Black and white hats
A group plays a game: each person gets a white or black hat at random (at least one black hat). Everyone sees others’ hats, not their own.
The host asks them to infer their own color from what they see. The procedure: lights off—anyone who believes they wear a black hat shouts. If nobody shouts, lights on for observation, then lights off again; repeat.
Known:
- First dark period: silence;
- After lights on, second dark period: still silence;
- Third dark period: someone shouts.
How many black hats are there? (Assume perfect rationality and everyone knows the rules and “at least one black hat.”)
Three black hats.
Inductive reasoning
Let k be the number of black hats. Only someone who believes they wear black will shout when the lights go off.

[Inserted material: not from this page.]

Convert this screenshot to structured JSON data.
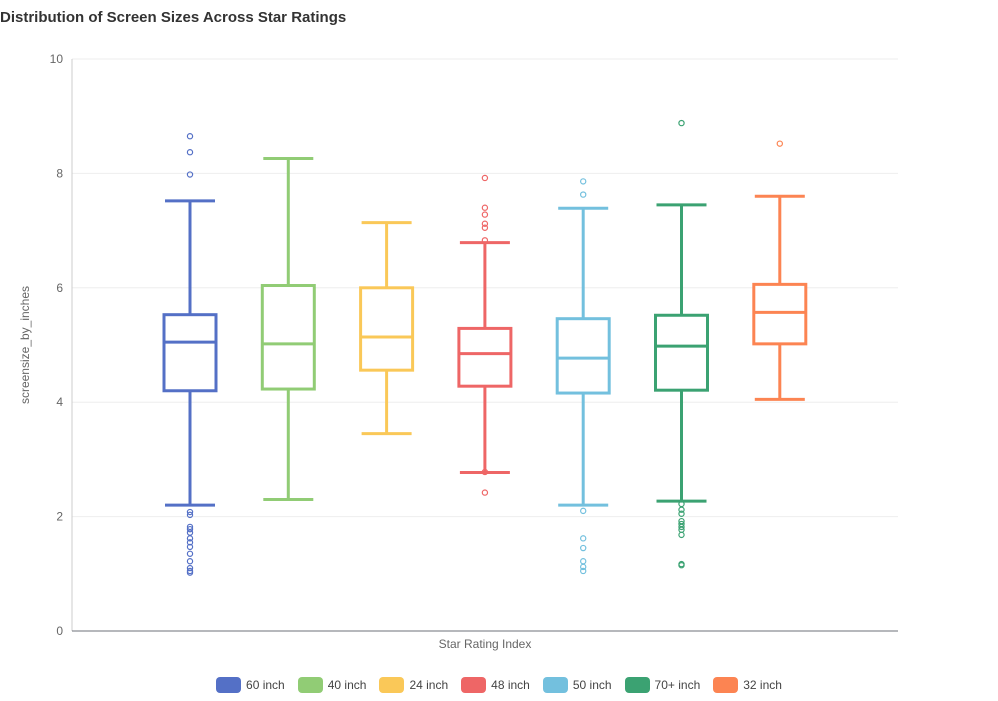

If k = 1: the sole black-hat wearer sees only white hats and knows “at least one black” → it must be themselves → they shout on the first dark period.
That contradicts the puzzle (silence on round 1). After the first silence, everyone infers k ≥ 2.
If k = 2: each black-hat person sees one black hat. They reason:
- If k = 1, that person would have shouted in round 1;
- No shout in round 1 → k ≥ 2;
- I see one black → k = 2 and I am the other black → shout in round 2.
Silence in round 2 → k ≥ 3.
If k = 3: each black-hat person sees two black hats. After two silent rounds, k ≥ 3; if k = 3, “I see two blacks, so the third must be me” → shout in round 3.
This matches the puzzle.
If k ≥ 4: each black-hat wearer sees at least two blacks; after only two silent rounds they cannot yet tell whether k = 3 or they are a fourth black—so they would not all shout on round 3. So k cannot be ≥ 4.
Therefore k = 3.
General rule
With k black hats under the same rules, the first shout happens on dark period k (the first k−1 rounds are silent). A shout on round 3 means three black hats.
(Same structure as the “blue eyes” village puzzle: silence length encodes common knowledge about how many black hats there are.)